The lengthy probe of what is largely a circumstantial case has become politically fraught. Wilkie has on multiple occasions blamed the drawn-out investigation on Veterans Affairs Inspector General Michael Missal, who was appointed by President Barack Obama and is jointly leading the probe with Powell.
“Well over a year after Clarksburg [hospital] reported this issue to authorities, Veterans and families are still waiting for the independent inspector general to complete its work and provide the closure West Virginia Veterans and families deserve,” agency spokesman Wesley Walls said in a statement.
The families blame hospital leaders.
“It’s been a year since they confirmed my dad was murdered, and VA still has not stepped forward to say what they have fixed to make sure this doesn’t happen again,” said Melanie Proctor. Her father’s body was one of seven disinterred last year and taken to Dover Air Force Base in Delaware for a forensic autopsy generally performed in cases of violent or suspicious deaths.
Felix McDermott’s blood sugar had plunged to dangerous levels hours before the retired Army sergeant died in April 2018 of hypoglycemia. “I’m tired of nothing happening with this case,” his daughter said.
At least 11 veterans died under similar circumstances on the ward known as 3A from the second half of 2017 through July 2018, authorities said.
“I don’t think we will ever know how many people were victims of these injections,” said Tony O’Dell, a Charleston lawyer representing several families in wrongful-death cases against VA.
Other criminal cases have engulfed the agency in the past year. About 140 miles south of Clarksburg in Beckley, W.Va., a former VA doctor is under investigation on allegations of sexually assaulting as many as 20 of his male patients, another case in which prosecutors have not brought charges. Last summer, a former VA pathologist in Fayetteville, Ark., was indicted on three charges of manslaughter after officials say he misdiagnosed thousands of patients while using drugs or alcohol. He has pleaded not guilty.

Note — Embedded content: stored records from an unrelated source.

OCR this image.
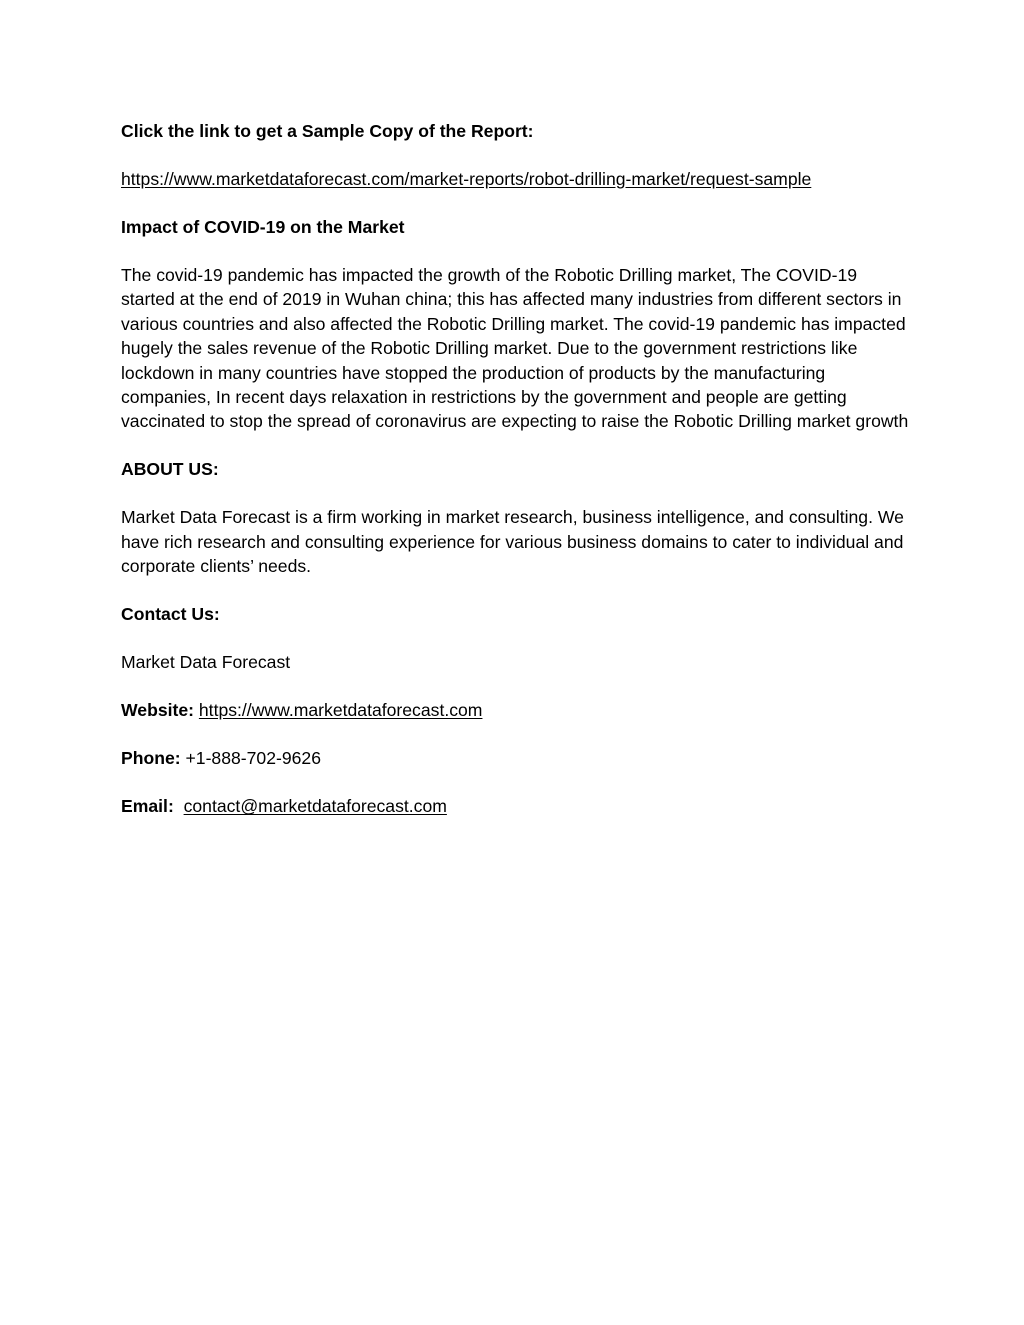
Click the link to get a Sample Copy of the Report:

https://www.marketdataforecast.com/market-reports/robot-drilling-market/request-sample

Impact of COVID-19 on the Market

The covid-19 pandemic has impacted the growth of the Robotic Drilling market, The COVID-19 started at the end of 2019 in Wuhan china; this has affected many industries from different sectors in various countries and also affected the Robotic Drilling market. The covid-19 pandemic has impacted hugely the sales revenue of the Robotic Drilling market. Due to the government restrictions like lockdown in many countries have stopped the production of products by the manufacturing companies, In recent days relaxation in restrictions by the government and people are getting vaccinated to stop the spread of coronavirus are expecting to raise the Robotic Drilling market growth

ABOUT US:

Market Data Forecast is a firm working in market research, business intelligence, and consulting. We have rich research and consulting experience for various business domains to cater to individual and corporate clients’ needs.

Contact Us:

Market Data Forecast

Website: https://www.marketdataforecast.com

Phone: +1-888-702-9626

Email: contact@marketdataforecast.com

In Clarksburg, prosecutors have focused from the start on one person, according to people familiar with the case. She was assigned to monitor the veterans who died in what are known as one-on-one bedside vigils for patients who need extra attention. She was fired from the hospital last year, seven months after being removed from patient care.
The Post is not naming the woman because she has not been charged. She is now doing temporary work for a local construction company, a person familiar with her status said. Investigators have interviewed her multiple times, officials said.
Investigators have identified similarities in the deaths: Elderly patients in private rooms were injected in their abdomen and limbs with insulin the hospital had not ordered — some with multiple shots, according to people familiar with the case. The insulin, which was quickly absorbed, was given late at night when the hospital staff had emptied out. Within hours, the veterans’ blood-sugar levels plummeted.
Despite these common denominators, the medical staff and those with oversight of hospital procedures failed to identify a pattern for months.
After the bodies were exhumed, three deaths were ruled homicide by insulin injection, according to people familiar with the investigation. The armed forces deputy medical examiner changed the death certificates of the others from “natural causes” to “undetermined,” according to autopsy reports and people familiar with the case.
The deaths brought further scrutiny to VA’s internal controls. The hospital ward in Clarksburg did not have surveillance cameras, according to people familiar with the case, and the woman is believed to have had improper access to the medical supply room. The medicine carts on the floor also were routinely left unlocked.
Hospital officials have posted a board on 3A seeking suggestions from the staff for what areas of patient care need improvement.